A manager with the BC SPCA testified in court on Monday that 14 dogs seized by the agency in Abbotsford in September 2010 were not returned to the owner because she believed “it would not be in the best interest of the animals.”
Marcie Moriarty, who was the general manager of cruelty investigations at the time of the seizure, said she based her decision on reports from a veterinarian who examined the dogs, as well as documents on Mel Gerling’s history with the SPCA.
Gerling is currently on trial in B.C. Supreme Court in Chilliwack on charges of causing unnecessary suffering to an animal and failing to provide necessaries for an animal.
Moriarty was involved in the matter after the dogs – shih thus, chihuahuas, pugs and terrier crosses – were seized by the SPCA from a property on Sumas Way in Abbotsford.
Her role was to follow up with Gerling to ensure he had all information on the SPCA’s file and that he had an opportunity to respond to the allegations.
It has been alleged that Gerling was operating a “puppy mill” in which the dogs were not receiving proper protection from the elements and were suffering from a range of health issues, including badly matted fur, eye infections, dental disease and badly overgrown nails.

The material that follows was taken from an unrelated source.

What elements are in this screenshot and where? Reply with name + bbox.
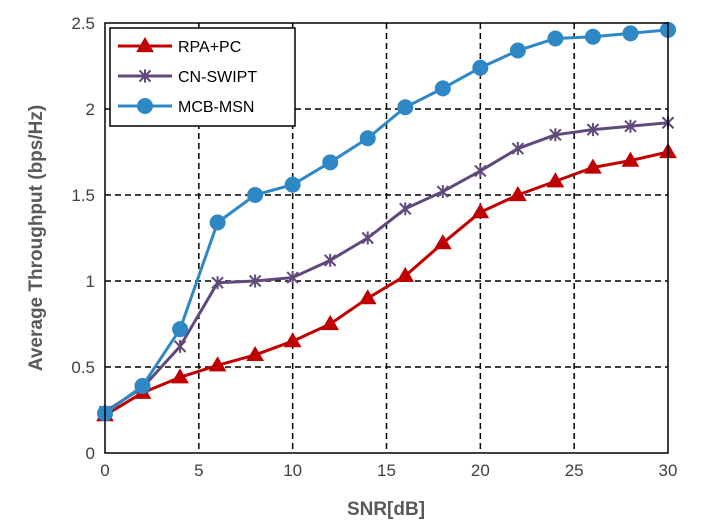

Moriarty, now chief prevention and enforcement officer with the SPCA, said a vet contracted by the agency indicated that some of the dogs required emergency dental surgery.
She said Gerling’s records with the SPCA dated back to 2006.
In prior testimony, a special constable with the SPCA said that complaints were received about two other properties with which Gerling had been involved: one on Stevens Street in Abbotsford and the other on McSween Road in Chilliwack.
Gerling’s lawyer, Derwin Petri, asked Moriarty to produce a receipt that had been
provided to the SPCA for services rendered six days after the dogs were seized from the Sumas Way property.
He pointed out that the groomer had not made any notations about the animals suffering from overgrown nails or matted fur.
The trial is now in its third week. At some point, Petri intends to argue that the SPCA conducted an illegal search of the property – thus breaching Gerling’s charter rights – and any evidence conducted after that should be thrown out.
This could affect evidence still to be presented in court from the veterinarian who examined the dogs after they were seized.